Matono Takashi, Nishijima Takeshi, Teruya Katsuji, Morino Eriko, Takasaki Jin, Gatanaga Hiroyuki, Kikuchi Yoshimi, Kaku Mitsuo, Oka Shinichi
1 AIDS Clinical Center, National Center for Global Health and Medicine , Tokyo, Japan .
2 Department of Infection Control and Laboratory Diagnostics, Internal Medicine, Tohoku University Graduate School of Medicine , Sendai, Japan .
AIDS Patient Care STDS. 2017 Nov;31(11):455-462. doi: 10.1089/apc.2017.0116.
Little information exists on the frequency, severity, and timing of first-line anti-tuberculosis drug-related adverse events (TB-AEs) in HIV-tuberculosis coinfected (HIV-TB) patients in the antiretroviral therapy (ART) era. This matched-cohort study included HIV-TB patients as cases and HIV-uninfected tuberculosis (non-HIV-TB) patients as controls. Tuberculosis was culture-confirmed in both groups. Cases were matched to controls in a 1:4 ratio on age, sex, and year of diagnosis. TB-AEs were defined as Grade 2 or higher requiring drug discontinuation/regimen change. From 2003 to 2015, 94 cases and 376 controls were analyzed (95% men, 98% Asians). Standard four-drug combination therapy was initiated in 91% of cases and 89% of controls (p = 0.45). Cases had a higher frequency of TB-AE [51% (48/94) vs. 10% (39/376), p < 0.001]. Their major TB-AEs were fever (19%), rash (11%), and neutropenia (11%). TB-AEs were more severe in cases [Grade 3 or higher: cases (71%, 34/48) vs. controls (49%, 19/39), p < 0.001]. The time from treatment initiation to TB-AE was shorter in cases [median 18 (interquartile range 12-28) vs. 27 (15-57) days, p = 0.027], and 73% of TB-AEs in cases occurred within 4 weeks of starting anti-tuberculosis treatment. HIV infection was an independent risk factor for TB-AEs in the multivariate Cox analysis [adjusted HR (aHR): 6.96; 95% confidence interval: 3.93-12.3]. TB-AEs occurred more frequently in HIV-TB than in non-HIV-TB patients, and were more severe. The majority of TB-AEs occurred within 4 weeks of initiating anti-tuberculosis treatment. Because TB-AEs may delay ART initiation, careful monitoring during this period is warranted in coinfected patients.
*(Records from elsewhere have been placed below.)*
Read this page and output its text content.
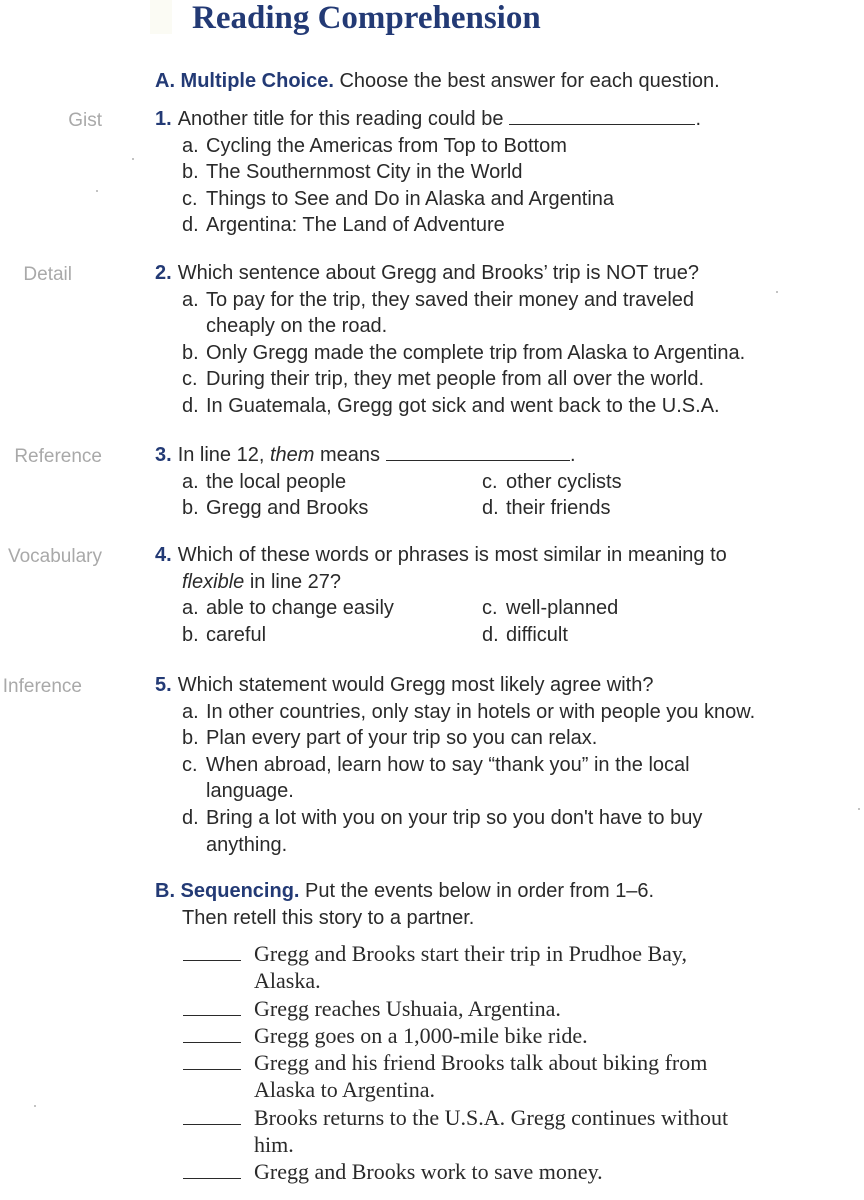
Reading Comprehension
A. Multiple Choice. Choose the best answer for each question.
Gist	1. Another title for this reading could be	.
a. Cycling the Americas from Top to Bottom
b. The Southernmost City in the World
c. Things to See and Do in Alaska and Argentina
d. Argentina: The Land of Adventure
Detail	2. Which sentence about Gregg and Brooks’ trip is NOT true?
a. To pay for the trip, they saved their money and traveled cheaply on the road.
b. Only Gregg made the complete trip from Alaska to Argentina.
c. During their trip, they met people from all over the world.
d. In Guatemala, Gregg got sick and went back to the U.S.A.
Reference	3. In line 12, them means	.
a. the local people	c. other cyclists
b. Gregg and Brooks	d. their friends
Vocabulary	4. Which of these words or phrases is most similar in meaning to
flexible in line 27?
a. able to change easily	c. well-planned
b. careful	d. difficult
Inference	5. Which statement would Gregg most likely agree with?
a. In other countries, only stay in hotels or with people you know.
b. Plan every part of your trip so you can relax.
c. When abroad, learn how to say “thank you” in the local language.
d. Bring a lot with you on your trip so you don't have to buy anything.
B. Sequencing. Put the events below in order from 1–6.
Then retell this story to a partner.
Gregg and Brooks start their trip in Prudhoe Bay, Alaska.
Gregg reaches Ushuaia, Argentina.
Gregg goes on a 1,000-mile bike ride.
Gregg and his friend Brooks talk about biking from Alaska to Argentina.
Brooks returns to the U.S.A. Gregg continues without him.
Gregg and Brooks work to save money.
在抗逆转录病毒治疗(ART)时代,关于合并感染人类免疫缺陷病毒(HIV)和结核病(HIV-TB)患者一线抗结核药物相关不良事件(TB-AEs)的发生频率、严重程度和发生时间的信息较少。这项配对队列研究纳入HIV-TB患者作为病例组,未感染HIV的结核病患者(非HIV-TB)作为对照组。两组的结核病均经培养确诊。病例组与对照组按年龄、性别和诊断年份以1:4的比例进行配对。TB-AEs被定义为2级或更高等级且需要停药/更改治疗方案的情况。2003年至2015年,共分析了94例病例和376例对照(95%为男性,98%为亚洲人)。91%的病例组和89%的对照组开始使用标准四联抗结核治疗(p = 0.45)。病例组的TB-AE发生频率更高[51%(48/94) vs. 10%(39/376),p < 0.001]。其主要的TB-AEs为发热(19%)、皮疹(11%)和中性粒细胞减少(11%)。病例组的TB-AEs更严重[3级或更高等级:病例组(71%,34/48) vs. 对照组(49%,19/39),p < 0.001]。病例组从开始治疗到发生TB-AE的时间更短[中位数18(四分位间距12 - 28)天 vs. 27(15 - 谱57)天,p = 0.027],病例组73%的TB-AEs发生在开始抗结核治疗的4周内。在多变量Cox分析中,HIV感染是TB-AEs的独立危险因素[调整后风险比(aHR):6.96;95%置信区间:3.93 - 12.3]。HIV-TB患者中TB-AEs的发生频率高于非HIV-TB患者,且更严重。大多数TB-AEs发生在开始抗结核治疗的4周内。由于TB-AEs可能会延迟ART的启动,因此在此期间对合并感染患者进行仔细监测是必要的。